I leave around 6. There are times it will go to 7 or 8. When I get home, I'll maybe have a little dinner with my wife and kids. But we typically eat out because I don't like to have my wife, Cari, worry about me being home at a certain time. This just happened, actually. I had the light off and was walking out the door and Cari had made dinner. Somebody walked in and said, we have a new competitor and they just won at this place. I stopped, turned, went back in, did a debrief on how they won the account, and dinner just sat there. I got home an hour and a half later. (We got the account back.) My real preference is that she and the kids eat because I don't want the pressure of letting someone else down. This, DriveCam, always takes precedence over that. Shitty thing to say, I know, but that's me. I'm doing this so that they can have a lifestyle that they want. I have an obligation to all the shareholders who put, in this case, $46 million into this place. That obligation comes before anything else. They know that that's the priority. If that sounds really bad, because I'm here telling you I put work first and not family first, I've tried it the other way around. You cannot serve two masters. You can only serve one master well.

I try to compensate for that by being pretty protective of my weekends. First thing and last, I'm checking my BlackBerry, but I'll go to the park and play basketball with the kids or go bodysurfing. I try to keep the weekends for the family so they know that during the week I'm pretty much a nonentity.

At night, if it's summer we might go to the park, or if it's cold we might stay in the house and watch Scrubs, my favorite show. But I'm probably just sitting there thinking about this place. I do enjoy my life better when I'm in the middle of a book--always something political, anything by Gore Vidal or Noam Chomsky. But if I'm reading a book, it's an escape. That'll take me even farther away from the wife and kids. If I'm in a book, I'm so involved in it that for what little I'm there for them, I'm there even less.

I'll usually go to bed from exhaustion about 9:30. Then, typically, I've been lying awake thinking through things and trying to get through my night, fitfully. At 2 a.m., I pop up, my mind gets active, and I start scheming about the day, strategizing. I might fall asleep again at 5 a.m. and sleep until 6, just out of exhaustion. If I know I'm going to have to let somebody go, then it's definitely a sleepless night the night before. I hate to do that; that really bothers me. I also have anxiety when I'll have a meeting with a strong-willed person. You know you're in for a fight: I know you think I'm wrong, but I'm the CEO, it's my bet and my conscience, and I'm doing it.

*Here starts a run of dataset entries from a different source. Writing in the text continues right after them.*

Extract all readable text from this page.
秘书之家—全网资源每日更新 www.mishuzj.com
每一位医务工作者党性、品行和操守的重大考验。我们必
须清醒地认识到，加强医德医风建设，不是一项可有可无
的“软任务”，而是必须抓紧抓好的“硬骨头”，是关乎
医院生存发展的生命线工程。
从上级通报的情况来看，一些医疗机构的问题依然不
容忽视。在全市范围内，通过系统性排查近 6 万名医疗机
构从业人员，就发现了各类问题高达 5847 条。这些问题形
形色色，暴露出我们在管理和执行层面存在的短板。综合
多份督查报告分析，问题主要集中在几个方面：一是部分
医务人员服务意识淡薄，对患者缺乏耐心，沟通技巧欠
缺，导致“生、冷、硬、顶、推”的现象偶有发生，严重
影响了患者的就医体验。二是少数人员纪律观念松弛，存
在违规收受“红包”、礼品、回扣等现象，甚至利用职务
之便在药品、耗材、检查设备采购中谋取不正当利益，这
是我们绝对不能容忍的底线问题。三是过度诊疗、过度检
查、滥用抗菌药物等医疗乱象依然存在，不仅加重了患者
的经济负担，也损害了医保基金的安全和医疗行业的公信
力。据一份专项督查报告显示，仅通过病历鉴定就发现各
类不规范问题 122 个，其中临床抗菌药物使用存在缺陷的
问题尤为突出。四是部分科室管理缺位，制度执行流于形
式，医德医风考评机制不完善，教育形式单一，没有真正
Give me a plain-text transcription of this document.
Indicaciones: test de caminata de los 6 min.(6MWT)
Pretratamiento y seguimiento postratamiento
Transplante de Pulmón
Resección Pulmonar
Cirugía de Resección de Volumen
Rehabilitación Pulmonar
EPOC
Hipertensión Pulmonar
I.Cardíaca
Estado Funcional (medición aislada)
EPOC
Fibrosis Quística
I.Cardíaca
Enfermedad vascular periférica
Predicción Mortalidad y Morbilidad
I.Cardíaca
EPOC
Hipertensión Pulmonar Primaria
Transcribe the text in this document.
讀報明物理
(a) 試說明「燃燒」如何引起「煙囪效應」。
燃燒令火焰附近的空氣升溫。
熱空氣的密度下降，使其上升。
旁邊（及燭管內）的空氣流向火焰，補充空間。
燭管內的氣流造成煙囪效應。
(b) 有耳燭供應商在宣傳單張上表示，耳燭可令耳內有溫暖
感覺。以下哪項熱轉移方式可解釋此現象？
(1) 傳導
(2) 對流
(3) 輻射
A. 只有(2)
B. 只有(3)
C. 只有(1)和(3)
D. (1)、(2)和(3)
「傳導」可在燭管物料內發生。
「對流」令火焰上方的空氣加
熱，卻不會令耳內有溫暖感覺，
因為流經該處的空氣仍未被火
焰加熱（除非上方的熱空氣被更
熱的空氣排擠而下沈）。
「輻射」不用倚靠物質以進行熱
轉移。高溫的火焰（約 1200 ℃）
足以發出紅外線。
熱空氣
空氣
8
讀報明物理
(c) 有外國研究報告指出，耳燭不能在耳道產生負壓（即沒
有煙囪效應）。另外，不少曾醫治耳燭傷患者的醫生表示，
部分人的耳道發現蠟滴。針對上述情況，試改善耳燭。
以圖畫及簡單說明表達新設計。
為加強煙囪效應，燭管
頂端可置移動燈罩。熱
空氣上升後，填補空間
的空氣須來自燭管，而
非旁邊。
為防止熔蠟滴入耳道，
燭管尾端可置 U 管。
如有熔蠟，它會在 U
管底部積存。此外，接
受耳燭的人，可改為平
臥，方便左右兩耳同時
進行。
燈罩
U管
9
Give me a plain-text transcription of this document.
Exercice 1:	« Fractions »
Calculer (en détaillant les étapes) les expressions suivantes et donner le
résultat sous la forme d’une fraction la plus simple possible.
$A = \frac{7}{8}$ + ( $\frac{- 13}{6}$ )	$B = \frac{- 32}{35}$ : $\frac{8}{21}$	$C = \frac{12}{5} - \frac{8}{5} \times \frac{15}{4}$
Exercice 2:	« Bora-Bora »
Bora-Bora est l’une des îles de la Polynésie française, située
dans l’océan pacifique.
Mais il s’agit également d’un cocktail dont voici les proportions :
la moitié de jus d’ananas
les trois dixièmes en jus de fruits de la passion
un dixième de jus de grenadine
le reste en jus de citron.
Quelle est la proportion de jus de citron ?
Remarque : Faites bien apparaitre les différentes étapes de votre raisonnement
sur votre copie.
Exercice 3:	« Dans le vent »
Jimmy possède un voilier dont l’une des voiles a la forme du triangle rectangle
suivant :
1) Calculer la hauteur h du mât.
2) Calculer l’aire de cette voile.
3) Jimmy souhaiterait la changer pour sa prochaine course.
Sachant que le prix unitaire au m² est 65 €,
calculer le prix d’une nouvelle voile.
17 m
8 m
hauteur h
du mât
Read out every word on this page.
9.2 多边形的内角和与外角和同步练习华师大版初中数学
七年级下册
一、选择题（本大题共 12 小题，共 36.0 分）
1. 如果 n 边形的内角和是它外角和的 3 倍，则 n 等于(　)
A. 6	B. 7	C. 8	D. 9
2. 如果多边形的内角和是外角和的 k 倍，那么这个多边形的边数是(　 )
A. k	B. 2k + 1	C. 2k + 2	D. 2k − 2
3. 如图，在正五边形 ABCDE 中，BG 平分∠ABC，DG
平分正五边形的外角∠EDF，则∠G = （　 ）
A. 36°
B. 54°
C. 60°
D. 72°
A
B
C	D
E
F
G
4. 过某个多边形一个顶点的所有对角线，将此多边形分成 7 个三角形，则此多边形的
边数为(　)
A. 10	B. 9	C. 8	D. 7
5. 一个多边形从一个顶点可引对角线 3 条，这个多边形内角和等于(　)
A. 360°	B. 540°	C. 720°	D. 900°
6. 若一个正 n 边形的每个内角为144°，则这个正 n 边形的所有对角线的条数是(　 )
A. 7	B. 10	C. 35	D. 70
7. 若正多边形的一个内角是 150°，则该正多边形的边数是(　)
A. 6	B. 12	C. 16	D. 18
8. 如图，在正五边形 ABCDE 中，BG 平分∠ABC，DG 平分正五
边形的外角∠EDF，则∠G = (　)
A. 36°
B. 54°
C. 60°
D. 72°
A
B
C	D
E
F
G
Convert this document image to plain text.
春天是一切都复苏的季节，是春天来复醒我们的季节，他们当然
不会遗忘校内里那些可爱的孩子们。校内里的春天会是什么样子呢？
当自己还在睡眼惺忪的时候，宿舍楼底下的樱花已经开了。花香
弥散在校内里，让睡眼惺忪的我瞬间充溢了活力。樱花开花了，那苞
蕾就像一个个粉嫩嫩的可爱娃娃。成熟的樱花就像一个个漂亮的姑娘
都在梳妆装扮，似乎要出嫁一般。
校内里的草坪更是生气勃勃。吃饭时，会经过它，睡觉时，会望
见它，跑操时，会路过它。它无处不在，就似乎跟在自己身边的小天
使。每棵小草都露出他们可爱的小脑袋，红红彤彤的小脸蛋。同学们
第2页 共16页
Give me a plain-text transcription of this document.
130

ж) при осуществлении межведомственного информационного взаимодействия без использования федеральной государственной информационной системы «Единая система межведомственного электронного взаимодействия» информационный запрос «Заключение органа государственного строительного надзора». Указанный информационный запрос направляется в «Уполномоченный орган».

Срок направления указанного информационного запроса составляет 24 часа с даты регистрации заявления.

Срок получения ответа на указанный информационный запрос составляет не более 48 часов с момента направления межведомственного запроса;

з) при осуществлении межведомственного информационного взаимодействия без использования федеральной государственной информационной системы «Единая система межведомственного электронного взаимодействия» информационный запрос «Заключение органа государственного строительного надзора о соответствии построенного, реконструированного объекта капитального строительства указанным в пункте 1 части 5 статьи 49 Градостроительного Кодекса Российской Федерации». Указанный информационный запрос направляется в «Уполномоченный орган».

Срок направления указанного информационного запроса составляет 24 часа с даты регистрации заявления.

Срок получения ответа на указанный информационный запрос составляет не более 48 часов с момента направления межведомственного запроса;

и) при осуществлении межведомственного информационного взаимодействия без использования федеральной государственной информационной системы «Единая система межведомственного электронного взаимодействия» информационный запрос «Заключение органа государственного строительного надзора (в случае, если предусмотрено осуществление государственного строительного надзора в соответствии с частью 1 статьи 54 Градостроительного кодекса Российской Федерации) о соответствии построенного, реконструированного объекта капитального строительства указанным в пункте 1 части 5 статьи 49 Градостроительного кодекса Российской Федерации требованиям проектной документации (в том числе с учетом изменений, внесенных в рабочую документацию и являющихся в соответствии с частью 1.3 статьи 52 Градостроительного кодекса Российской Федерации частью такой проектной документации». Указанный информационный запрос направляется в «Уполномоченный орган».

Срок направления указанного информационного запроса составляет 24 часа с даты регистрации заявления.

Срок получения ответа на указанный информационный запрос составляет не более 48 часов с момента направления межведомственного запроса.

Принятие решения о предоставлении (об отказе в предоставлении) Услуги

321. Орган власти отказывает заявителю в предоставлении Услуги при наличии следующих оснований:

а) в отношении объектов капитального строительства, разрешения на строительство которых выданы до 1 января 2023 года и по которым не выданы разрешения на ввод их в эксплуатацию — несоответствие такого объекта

This is a really intense and fast-moving company. Of all the things I've done in my career, this is the one. This could be the big one. This one really matters. This is one of those where you hope and think that if you do it right, it's the last job you'll ever have to have. You couldn't do this forever, but you could run at a breakneck pace for three or four years, as long as you have a pot of gold at the finish line.